Vice President Kamala Harris recently announced this effort, which the Biden-Harris administration is coordinating in conjunction with the U.S. Treasury Department. 

“To bridge the financial disparities that hold so many of our communities back, we must continue to work together to combine the capacity of the private sector with the reach and the scale that only the government can provide.” Harris said on Tuesday, Oct. 25 at the Department of the Treasury during the Freedman’s Bank Forum 2023. 

Yahoo! Finance: Pandemic aid created ‘the most equitable’ economic recovery in recent history: Treasury report 

Policy actions taken during the pandemic led to “the most equitable” recovery in recent history, a new government report found. 

The study released first to Yahoo Finance on Monday by the Treasury Department found that the president’s American Rescue Plan Act (ARPA), along with actions taken by state and local governments, prevented the worst economic outcomes for Black and Hispanic families during the COVID pandemic, groups that were the hardest hit during that time and have historically been more vulnerable to downturns. 

The federal aid — including stimulus checks, rental assistance, and the expanded child tax credit — in combination with local support and the Federal Reserve efforts helped sustain Black and Hispanic household finances, narrow the wealth gap, and improve some economic indicators relative to the pre-pandemic period. 

Axios: Post-COVID economic recovery among racial groups “most equitable in recent history” 

Unlike modern recessions that have seen Black and Hispanic workers bear the disproportionate brunt of the downturn, that didn’t happen during the pandemic’s recession and recovery. 

The gap in economic results among racial groups has narrowed in the last three years, making this recovery “the most equitable in recent history,” as a new Treasury Department report puts it.

The median net worth of Black and Hispanic families rose 60% and 47%, respectively, from 2019 to 2022. 

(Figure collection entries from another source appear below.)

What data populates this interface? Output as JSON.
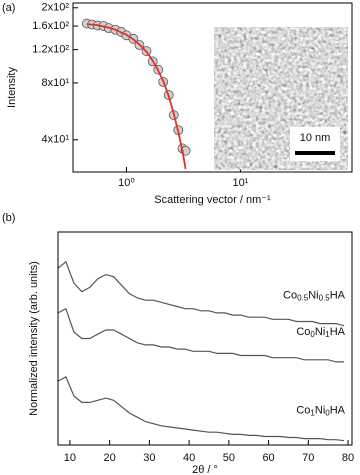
{
  "chart_data": [
    {
      "type": "scatter",
      "label": "(a)",
      "x_label": "Scattering vector / nm⁻¹",
      "y_label": "Intensity",
      "xlog": true,
      "ylog": true,
      "xlim": [
        0.34,
        95
      ],
      "ylim": [
        27,
        212
      ],
      "xticks": [
        {
          "value": 1,
          "label": "10⁰"
        },
        {
          "value": 10,
          "label": "10¹"
        }
      ],
      "yticks": [
        {
          "value": 40,
          "label": "4x10¹"
        },
        {
          "value": 80,
          "label": "8x10¹"
        },
        {
          "value": 120,
          "label": "1.2x10²"
        },
        {
          "value": 160,
          "label": "1.6x10²"
        },
        {
          "value": 200,
          "label": "2x10²"
        }
      ],
      "x": [
        0.45,
        0.5,
        0.56,
        0.63,
        0.7,
        0.8,
        0.9,
        1.0,
        1.15,
        1.3,
        1.5,
        1.7,
        1.9,
        2.1,
        2.35,
        2.6,
        2.85,
        3.1,
        3.3
      ],
      "series": [
        {
          "kind": "scatter",
          "color": "#d0d0d0",
          "values": [
            165,
            163,
            161,
            160,
            156,
            153,
            149,
            143,
            137,
            127,
            118,
            104,
            94,
            81,
            69,
            54,
            45,
            36,
            35
          ]
        },
        {
          "kind": "line",
          "color": "#e03030",
          "values": [
            164,
            163,
            162,
            159,
            157,
            153,
            148,
            144,
            136,
            128,
            117,
            105,
            93,
            82,
            68,
            55,
            44,
            35,
            28
          ]
        }
      ],
      "annotation": "10 nm"
    },
    {
      "type": "line",
      "label": "(b)",
      "x_label": "2θ / °",
      "y_label": "Normalized intensity (arb. units)",
      "xlim": [
        7,
        81
      ],
      "ylim": [
        0,
        10
      ],
      "xticks": [
        10,
        20,
        30,
        40,
        50,
        60,
        70,
        80
      ],
      "x": [
        7,
        9,
        11,
        13,
        15,
        17,
        19,
        21,
        23,
        25,
        27,
        29,
        31,
        33,
        35,
        37,
        39,
        41,
        43,
        45,
        47,
        49,
        51,
        53,
        55,
        57,
        59,
        61,
        63,
        65,
        67,
        69,
        71,
        73,
        75,
        77,
        79
      ],
      "series": [
        {
          "name": "Co0.5Ni0.5HA",
          "color": "#555555",
          "values": [
            8.3,
            8.6,
            7.6,
            7.2,
            7.4,
            7.8,
            8.0,
            7.9,
            7.5,
            7.1,
            6.9,
            6.8,
            6.8,
            6.7,
            6.6,
            6.5,
            6.4,
            6.4,
            6.3,
            6.3,
            6.2,
            6.2,
            6.1,
            6.1,
            6.0,
            6.0,
            6.0,
            5.9,
            5.9,
            5.9,
            5.8,
            5.8,
            5.8,
            5.7,
            5.7,
            5.7,
            5.6
          ]
        },
        {
          "name": "Co0Ni1HA",
          "color": "#555555",
          "values": [
            6.2,
            6.4,
            5.3,
            5.0,
            5.0,
            5.2,
            5.4,
            5.4,
            5.2,
            5.0,
            4.8,
            4.7,
            4.7,
            4.6,
            4.6,
            4.5,
            4.5,
            4.4,
            4.4,
            4.4,
            4.3,
            4.3,
            4.3,
            4.2,
            4.2,
            4.2,
            4.2,
            4.1,
            4.1,
            4.1,
            4.1,
            4.0,
            4.0,
            4.0,
            4.0,
            3.9,
            3.9
          ]
        },
        {
          "name": "Co1Ni0HA",
          "color": "#555555",
          "values": [
            3.0,
            3.2,
            2.3,
            2.0,
            2.0,
            2.1,
            2.2,
            2.1,
            1.8,
            1.5,
            1.3,
            1.1,
            1.0,
            0.9,
            0.85,
            0.8,
            0.75,
            0.7,
            0.65,
            0.6,
            0.6,
            0.55,
            0.5,
            0.5,
            0.45,
            0.45,
            0.4,
            0.4,
            0.4,
            0.35,
            0.35,
            0.3,
            0.3,
            0.3,
            0.25,
            0.25,
            0.2
          ]
        }
      ]
    }
  ]
}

The more equitable results reflect the power of fiscal policy to channel money to those who most need it in an economic downturn. 

ExecutiveGov: Treasury Department-Led Programs Invest Nearly $22B for Small Business Support 

 The Department of the Treasury has revealed that it invested nearly $22 billion in federal funding across three programs to spur small business growth this year through June. 

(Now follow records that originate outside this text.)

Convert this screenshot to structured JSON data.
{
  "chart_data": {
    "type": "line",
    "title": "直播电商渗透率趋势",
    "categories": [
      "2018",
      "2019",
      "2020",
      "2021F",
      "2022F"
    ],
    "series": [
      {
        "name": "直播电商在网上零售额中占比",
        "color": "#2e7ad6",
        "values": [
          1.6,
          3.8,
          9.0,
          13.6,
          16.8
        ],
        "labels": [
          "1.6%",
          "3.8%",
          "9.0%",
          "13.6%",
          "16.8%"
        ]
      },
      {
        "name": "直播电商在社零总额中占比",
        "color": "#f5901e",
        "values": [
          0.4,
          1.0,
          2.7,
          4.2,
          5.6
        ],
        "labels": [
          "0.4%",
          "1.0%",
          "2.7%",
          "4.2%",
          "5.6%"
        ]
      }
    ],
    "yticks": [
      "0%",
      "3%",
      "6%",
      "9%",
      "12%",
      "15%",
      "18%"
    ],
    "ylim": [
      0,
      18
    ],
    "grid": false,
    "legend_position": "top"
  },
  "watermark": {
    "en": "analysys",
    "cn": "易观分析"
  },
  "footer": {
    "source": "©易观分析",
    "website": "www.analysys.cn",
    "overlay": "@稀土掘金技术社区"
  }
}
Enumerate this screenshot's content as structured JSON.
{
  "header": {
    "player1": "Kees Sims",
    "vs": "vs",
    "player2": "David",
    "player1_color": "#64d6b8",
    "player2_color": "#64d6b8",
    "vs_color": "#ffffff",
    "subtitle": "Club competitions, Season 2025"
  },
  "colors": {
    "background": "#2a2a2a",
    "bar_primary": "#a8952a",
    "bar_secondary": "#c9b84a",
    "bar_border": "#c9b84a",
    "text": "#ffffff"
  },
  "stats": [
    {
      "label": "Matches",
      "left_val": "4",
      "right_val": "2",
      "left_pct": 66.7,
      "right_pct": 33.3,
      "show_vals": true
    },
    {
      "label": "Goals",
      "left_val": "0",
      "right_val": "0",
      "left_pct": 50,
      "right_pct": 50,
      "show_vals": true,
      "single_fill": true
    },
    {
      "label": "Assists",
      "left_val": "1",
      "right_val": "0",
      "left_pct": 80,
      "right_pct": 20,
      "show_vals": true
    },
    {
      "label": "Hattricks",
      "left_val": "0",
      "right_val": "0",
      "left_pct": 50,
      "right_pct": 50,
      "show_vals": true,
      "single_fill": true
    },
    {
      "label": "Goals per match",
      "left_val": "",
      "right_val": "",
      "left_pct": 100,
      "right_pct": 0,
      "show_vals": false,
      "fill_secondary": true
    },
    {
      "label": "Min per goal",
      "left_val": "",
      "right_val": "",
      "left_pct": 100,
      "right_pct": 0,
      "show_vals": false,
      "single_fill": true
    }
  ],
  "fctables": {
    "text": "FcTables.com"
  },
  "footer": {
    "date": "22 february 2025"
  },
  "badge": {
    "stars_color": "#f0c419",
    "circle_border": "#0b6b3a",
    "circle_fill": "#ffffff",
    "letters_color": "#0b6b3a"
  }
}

Treasury said Monday the State Small Business Credit Initiative approved applications for capital programs representing $8.2 billion in potential funding in the first half of the year. The State and Local Fiscal Recovery Funds program has reportedly allocated over $5 billion for more than 1,400 small business development projects. 

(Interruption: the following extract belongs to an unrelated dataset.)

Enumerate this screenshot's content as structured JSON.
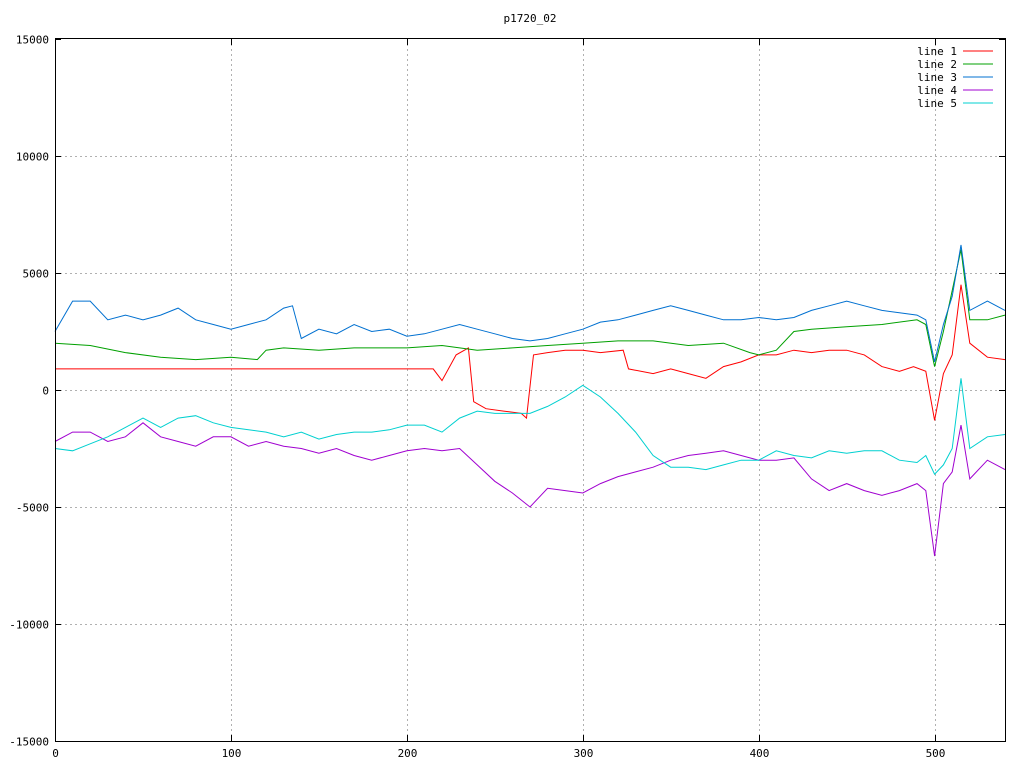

The department’s Emergency Capital Investment Program also invested over $8.5 billion to help community development financial institutions and minority depository institutions strengthen their efforts to support small businesses and consumers. 

El Tiempo Latino: Treasury Department: Latino-Owned Businesses Increased Nearly 25% in 2021 – translated from Spanish 

A Treasury Department bulletin showed that Latino-owned businesses increased in the period between 2019 and 2022. In 2021, for example, nearly 25% of new entrepreneurs in the U.S. were Latino, while the Latino employer experienced a 25% increase in revenue during the pandemic and its subsequent recovery. 

The department details how federal investments, including those from President Joe Biden’s American Rescue Plan, are growing and sustaining Latino-owned businesses. 

With these data, the growth of the Latino community since Joe Biden’s term in office is evident. In addition, it reaffirms the contribution that Latinos make to the U.S. economy. 

The Grio: Treasury Department to host annual Freedman’s Bank Forum to address racial inequality 

“From day one, building a fairer economy has been the centerpiece of the Biden-Harris administration’s agenda,” said Secretary of the Treasury Janet L. Yellen in an exclusive statement provided to theGrio.  

“The third Freedman’s Bank Forum under this administration offers an opportunity to reflect on progress made to achieve the most equitable economic recovery in our nation’s history and continue to advance efforts to expand economic opportunity for Black Americans and communities of color across the United States.”